An Insight into the Logistics

By the nature of things only a few adults had cars or access to cars and the meets were arranged to take members by coach, once a month, usually to the Lake District. Places on the 35-seater coach had to be booked in advance by filling in a form and sending it in with a Postal Order (!) There was usually strong competition for places. The coach was supposed to leave Market District Boys Club (just off Marsh Lane) at half past nine on the Saturday morning but it was usually later than that because of habitual latecomers. It would lurch into the Sunset cafe in Ingleton about lunchtime and eventually arrive in the Lakes in the early afternoon. Once the tents were up, there was just time for a route on a valley crag or a short walk. We left at three o’clock on the Sunday, more often than not, arriving back hoarse after a prolonged sing-song. One of the adult members had been at Edinburgh University and the E U Mountaineering Club Song Book was a highly-prized and much thumbed document.

The coach provided the means of getting on meets and an enviable camaraderie in the days when most members were too young to go into pubs. It had its down side, though, particularly in respect of access. The narrow bridge at Seatoller was not negotiable by coach and, for the frequent meets at Seathwaite, we had to walk along the road carrying all our tents, food, stoves and climbing gear before camping at the foot of Sourmilk Ghyll. On Patterdale meets, we would have to walk similarly encumbered up the steep twisty road at the start of Grisedale to camp near the river where, nowadays, not even parking is allowed.

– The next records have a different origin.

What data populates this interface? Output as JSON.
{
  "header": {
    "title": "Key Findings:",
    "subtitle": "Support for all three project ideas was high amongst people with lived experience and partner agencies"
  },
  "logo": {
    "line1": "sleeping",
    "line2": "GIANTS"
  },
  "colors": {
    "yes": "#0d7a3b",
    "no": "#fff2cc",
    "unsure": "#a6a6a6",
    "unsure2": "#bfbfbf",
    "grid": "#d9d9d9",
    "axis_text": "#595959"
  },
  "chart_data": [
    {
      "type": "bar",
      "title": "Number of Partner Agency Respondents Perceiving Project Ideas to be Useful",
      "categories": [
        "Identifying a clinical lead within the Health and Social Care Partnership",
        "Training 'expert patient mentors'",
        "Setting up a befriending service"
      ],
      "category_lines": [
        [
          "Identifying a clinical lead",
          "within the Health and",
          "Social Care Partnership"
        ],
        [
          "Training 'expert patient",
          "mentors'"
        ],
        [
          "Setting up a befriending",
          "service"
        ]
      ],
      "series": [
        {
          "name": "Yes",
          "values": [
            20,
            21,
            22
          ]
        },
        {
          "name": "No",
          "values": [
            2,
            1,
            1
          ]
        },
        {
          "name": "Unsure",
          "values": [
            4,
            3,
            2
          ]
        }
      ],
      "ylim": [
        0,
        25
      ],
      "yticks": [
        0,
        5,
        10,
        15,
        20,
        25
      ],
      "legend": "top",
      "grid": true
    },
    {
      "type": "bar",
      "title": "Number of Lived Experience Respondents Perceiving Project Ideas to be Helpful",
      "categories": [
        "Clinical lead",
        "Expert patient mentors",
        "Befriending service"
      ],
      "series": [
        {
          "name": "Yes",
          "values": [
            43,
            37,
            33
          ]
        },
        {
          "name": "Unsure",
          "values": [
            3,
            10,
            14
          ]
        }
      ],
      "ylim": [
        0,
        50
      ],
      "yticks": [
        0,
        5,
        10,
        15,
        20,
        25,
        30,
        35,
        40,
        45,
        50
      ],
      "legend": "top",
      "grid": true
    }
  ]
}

As the club developed, sets of opposing cliques began to form. There were those old enough to go into pubs (and those who went in anyway) versus those who didn’t and thought that an evening round the campfire should be encouraged. There were the climbers versus the walkers arguing about where meets should be held to favour their own particular interest. There were those who supported one group of adult leaders versus those who favoured another adult group. There were those who could get (cheaper) lifts in cars, thereby making it more expensive for those who had to use the coach.

The results of the in-fighting were reductions in the numbers of members so that a coach was no longer viable anyway. Transport to meets was by cramming into whatever dilapidated vans and cars were available. I remember a particularly interesting journey to a Llanberis camping meet one Whit as pillion passenger on a Honda 50 long before the M62 was thought of!

Decline and Rebirth

1965 saw the terminal decline of the LYMC, at the committee meeting on 14th March, 1965, it was felt that LYMC had become unviable. It had a membership of only 30, (a third of them on the committee) and an unwieldy constitution, due in part to the internal politics mentioned earlier. An Extraordinary Annual General Meeting was arranged for Friday, 21st May at Salem Congregational Church to ratify the committee’s decision to dissolve the club.

The EGM had the good sense to defeat the motion to dissolve the club. Instead, it suspended the constitution and elected a Chairman with a committee of six with a mandate to put the club’s affairs on a satisfactory footing. After a few weeks of frenetic activity, the name of the club was changed to Leeds Mountaineering Club and a new constitution emerged - this has remained remarkably unchanged to the present day - acknowledging that most of the members were adult anyway and setting the scene for development and advance.

One of the most far-sighted innovations was to organise social events on the 1st and 3rd Tuesdays of each month at the Victorian bar of the Royal Hotel, Lower Briggate. The first of these was on Tuesday 15th June 1965.

Meets were arranged for Horton-in-Ribblesdale for June 26th, Arncliffe for July 24th and North Wales for October 1st, 2nd and 3rd. Subscriptions were set at 10/-d for over 18’s and 7/6d for under 18’s.

The October 1965 Newsletter reported, amongst more interesting matters, that Paul Exley (one of the original six committee members) had been elected as Honorary Secretary. The only other members of that time who are still around are Chris Sowden and Richard Tolley.